Quella del dieselgate Volkswagen è diventata una storia infinita, con sequele irriducibili per frequenza e “intensità”: la questione è diventata inevitabilmente anche politica, generando un vero e proprio braccio di ferro fra USA e Germania.

L’ultimo atto in questo senso (perlomeno in ordine di tempo) risale a poche ore fa: le autorità giudiziarie d’oltreoceano hanno infatti emesso un mandato di cattura internazionale per accertare la responsabilità individuali di cinque ex manager di Volkswagen, come riporta la Süddeutsche Zeitung.

Difficilmente la Germania consegnerà agli USA i “latitanti” in questione, che però saranno a rischio di arresto appena varcati i confini del proprio paese. Una decisione, quella americana, che certamente non aiuta nemmeno a distendere i gelidi rapporti fra Mr. President Trump e la cancelliera Merkel (“I tedeschi vendono troppe auto in USA, vanno fermati”, ndr.). Senza contare che uno dei cinque ricercati collabora già con la giustizia tedesca, impegnata a portare alla luce del sole tutte le trame di questa vicenda ancora avvolta da molte ombre.

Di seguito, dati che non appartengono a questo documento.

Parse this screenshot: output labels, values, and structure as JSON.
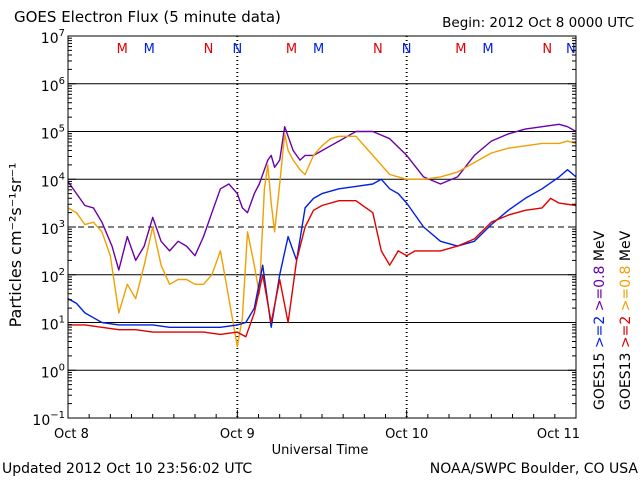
{
  "header": {
    "title": "GOES Electron Flux (5 minute data)",
    "begin": "Begin: 2012 Oct 8 0000 UTC"
  },
  "footer": {
    "updated": "Updated 2012 Oct 10 23:56:02 UTC",
    "source": "NOAA/SWPC Boulder, CO USA"
  },
  "colors": {
    "goes13_0p8": "#f0a000",
    "goes15_0p8": "#6a00a8",
    "goes13_2": "#e00000",
    "goes15_2": "#0020e0"
  },
  "chart_data": {
    "type": "line",
    "title": "GOES Electron Flux (5 minute data)",
    "xlabel": "Universal Time",
    "ylabel": "Particles cm⁻²s⁻¹sr⁻¹",
    "yscale": "log",
    "ylim_exp": [
      -1,
      7
    ],
    "y_ticks": [
      {
        "exp": 7,
        "base": "10",
        "sup": "7"
      },
      {
        "exp": 6,
        "base": "10",
        "sup": "6"
      },
      {
        "exp": 5,
        "base": "10",
        "sup": "5"
      },
      {
        "exp": 4,
        "base": "10",
        "sup": "4"
      },
      {
        "exp": 3,
        "base": "10",
        "sup": "3"
      },
      {
        "exp": 2,
        "base": "10",
        "sup": "2"
      },
      {
        "exp": 1,
        "base": "10",
        "sup": "1"
      },
      {
        "exp": 0,
        "base": "10",
        "sup": "0"
      },
      {
        "exp": -1,
        "base": "10",
        "sup": "−1"
      }
    ],
    "xlim_days": [
      0,
      3
    ],
    "x_ticks": [
      {
        "day": 0,
        "label": "Oct 8"
      },
      {
        "day": 1,
        "label": "Oct 9"
      },
      {
        "day": 2,
        "label": "Oct 10"
      },
      {
        "day": 3,
        "label": "Oct 11"
      }
    ],
    "gridlines_exp": [
      6,
      5,
      4,
      2,
      1,
      0
    ],
    "dashed_gridlines_exp": [
      3
    ],
    "markers": [
      {
        "label": "M",
        "day": 0.32,
        "color": "#e00000"
      },
      {
        "label": "M",
        "day": 0.48,
        "color": "#0020e0"
      },
      {
        "label": "N",
        "day": 0.83,
        "color": "#e00000"
      },
      {
        "label": "N",
        "day": 1.0,
        "color": "#0020e0"
      },
      {
        "label": "M",
        "day": 1.32,
        "color": "#e00000"
      },
      {
        "label": "M",
        "day": 1.48,
        "color": "#0020e0"
      },
      {
        "label": "N",
        "day": 1.83,
        "color": "#e00000"
      },
      {
        "label": "N",
        "day": 2.0,
        "color": "#0020e0"
      },
      {
        "label": "M",
        "day": 2.32,
        "color": "#e00000"
      },
      {
        "label": "M",
        "day": 2.48,
        "color": "#0020e0"
      },
      {
        "label": "N",
        "day": 2.83,
        "color": "#e00000"
      },
      {
        "label": "N",
        "day": 2.97,
        "color": "#0020e0"
      }
    ],
    "right_legend": [
      {
        "label": "GOES13",
        "items": [
          {
            "text": ">=2",
            "color": "#e00000"
          },
          {
            "text": ">=0.8",
            "color": "#f0a000"
          }
        ]
      },
      {
        "label": "GOES15",
        "items": [
          {
            "text": ">=2",
            "color": "#0020e0"
          },
          {
            "text": ">=0.8",
            "color": "#6a00a8"
          }
        ]
      }
    ],
    "legend_unit": "MeV",
    "series": [
      {
        "name": "GOES15 >=0.8 MeV",
        "color": "#6a00a8",
        "x": [
          0,
          0.05,
          0.1,
          0.15,
          0.2,
          0.26,
          0.3,
          0.35,
          0.4,
          0.45,
          0.5,
          0.55,
          0.6,
          0.65,
          0.7,
          0.75,
          0.8,
          0.85,
          0.9,
          0.95,
          1.0,
          1.03,
          1.06,
          1.1,
          1.13,
          1.16,
          1.18,
          1.2,
          1.22,
          1.25,
          1.28,
          1.3,
          1.33,
          1.35,
          1.37,
          1.4,
          1.45,
          1.5,
          1.55,
          1.6,
          1.65,
          1.7,
          1.8,
          1.9,
          2.0,
          2.1,
          2.2,
          2.3,
          2.4,
          2.5,
          2.6,
          2.7,
          2.8,
          2.9,
          2.95,
          3.0
        ],
        "y": [
          3.95,
          3.7,
          3.45,
          3.4,
          3.1,
          2.6,
          2.1,
          2.8,
          2.3,
          2.6,
          3.2,
          2.7,
          2.5,
          2.7,
          2.6,
          2.4,
          2.8,
          3.3,
          3.8,
          3.9,
          3.7,
          3.4,
          3.3,
          3.7,
          3.9,
          4.2,
          4.4,
          4.5,
          4.25,
          4.4,
          5.1,
          4.9,
          4.6,
          4.5,
          4.4,
          4.5,
          4.5,
          4.6,
          4.7,
          4.8,
          4.9,
          5.0,
          5.0,
          4.85,
          4.5,
          4.05,
          3.9,
          4.05,
          4.5,
          4.8,
          4.95,
          5.05,
          5.1,
          5.15,
          5.1,
          5.0
        ]
      },
      {
        "name": "GOES13 >=0.8 MeV",
        "color": "#f0a000",
        "x": [
          0,
          0.05,
          0.1,
          0.15,
          0.2,
          0.25,
          0.3,
          0.35,
          0.4,
          0.45,
          0.5,
          0.55,
          0.6,
          0.65,
          0.7,
          0.75,
          0.8,
          0.85,
          0.9,
          0.95,
          1.0,
          1.03,
          1.06,
          1.1,
          1.13,
          1.16,
          1.18,
          1.2,
          1.22,
          1.25,
          1.28,
          1.3,
          1.33,
          1.35,
          1.37,
          1.4,
          1.45,
          1.5,
          1.55,
          1.6,
          1.65,
          1.7,
          1.8,
          1.9,
          2.0,
          2.1,
          2.2,
          2.3,
          2.4,
          2.5,
          2.6,
          2.7,
          2.8,
          2.9,
          2.95,
          3.0
        ],
        "y": [
          3.4,
          3.3,
          3.05,
          3.1,
          2.9,
          2.4,
          1.2,
          1.8,
          1.5,
          2.2,
          3.0,
          2.2,
          1.8,
          1.9,
          1.9,
          1.8,
          1.8,
          2.0,
          2.5,
          1.5,
          0.5,
          1.1,
          2.9,
          2.2,
          1.6,
          3.8,
          4.3,
          3.5,
          2.9,
          3.9,
          4.95,
          4.6,
          4.4,
          4.3,
          4.2,
          4.1,
          4.5,
          4.7,
          4.85,
          4.9,
          4.9,
          4.9,
          4.5,
          4.1,
          4.0,
          4.0,
          4.05,
          4.15,
          4.35,
          4.55,
          4.65,
          4.7,
          4.75,
          4.75,
          4.8,
          4.75
        ]
      },
      {
        "name": "GOES15 >=2 MeV",
        "color": "#0020e0",
        "x": [
          0,
          0.05,
          0.1,
          0.15,
          0.2,
          0.3,
          0.4,
          0.5,
          0.6,
          0.7,
          0.8,
          0.9,
          1.0,
          1.05,
          1.1,
          1.15,
          1.2,
          1.25,
          1.3,
          1.35,
          1.4,
          1.45,
          1.5,
          1.6,
          1.7,
          1.8,
          1.85,
          1.9,
          1.95,
          2.0,
          2.1,
          2.2,
          2.3,
          2.4,
          2.5,
          2.6,
          2.7,
          2.8,
          2.9,
          2.95,
          3.0
        ],
        "y": [
          1.5,
          1.4,
          1.2,
          1.1,
          1.0,
          0.95,
          0.95,
          0.95,
          0.9,
          0.9,
          0.9,
          0.9,
          0.95,
          1.0,
          1.3,
          2.2,
          0.9,
          2.0,
          2.8,
          2.3,
          3.4,
          3.6,
          3.7,
          3.8,
          3.85,
          3.9,
          4.0,
          3.8,
          3.7,
          3.5,
          3.0,
          2.7,
          2.6,
          2.7,
          3.05,
          3.35,
          3.6,
          3.8,
          4.05,
          4.2,
          4.05
        ]
      },
      {
        "name": "GOES13 >=2 MeV",
        "color": "#e00000",
        "x": [
          0,
          0.1,
          0.2,
          0.3,
          0.4,
          0.5,
          0.6,
          0.7,
          0.8,
          0.9,
          1.0,
          1.05,
          1.1,
          1.15,
          1.2,
          1.25,
          1.3,
          1.35,
          1.4,
          1.45,
          1.5,
          1.6,
          1.7,
          1.8,
          1.85,
          1.9,
          1.95,
          2.0,
          2.05,
          2.1,
          2.2,
          2.3,
          2.4,
          2.5,
          2.6,
          2.7,
          2.8,
          2.85,
          2.9,
          3.0
        ],
        "y": [
          0.95,
          0.95,
          0.9,
          0.85,
          0.85,
          0.8,
          0.8,
          0.8,
          0.8,
          0.75,
          0.8,
          0.7,
          1.2,
          2.0,
          1.0,
          1.9,
          1.0,
          2.3,
          3.0,
          3.35,
          3.45,
          3.55,
          3.55,
          3.3,
          2.5,
          2.2,
          2.5,
          2.4,
          2.5,
          2.5,
          2.5,
          2.6,
          2.75,
          3.1,
          3.25,
          3.35,
          3.4,
          3.6,
          3.5,
          3.45
        ]
      }
    ]
  }
}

Nel frattempo Oliver Schimdt, manager tedesco di Volkswagen, è dietro le sbarre in USA dall’inizio dell’anno: e questo la dice lunga sulle (pochissime) remore che gli americani avrebbero nel mettere in cella altri elementi più o meno importanti nell’organigramma dello scandalo emissioni VW.

Certo è che il sopracitato mandato di cattura ha una perfetta specularità con le intenzioni protezionistiche del tycoon, intenzionato a spingere al massimo il concetto di “buy american”, specie quando si tratta dell’industria delle quattro ruote. Un messaggio arrivato forte e chiaro anche ai costruttori “colpevoli” di produrre al di fuori degli USA, che nella maggioranza dei casi si sono affrettati a correggere il tiro.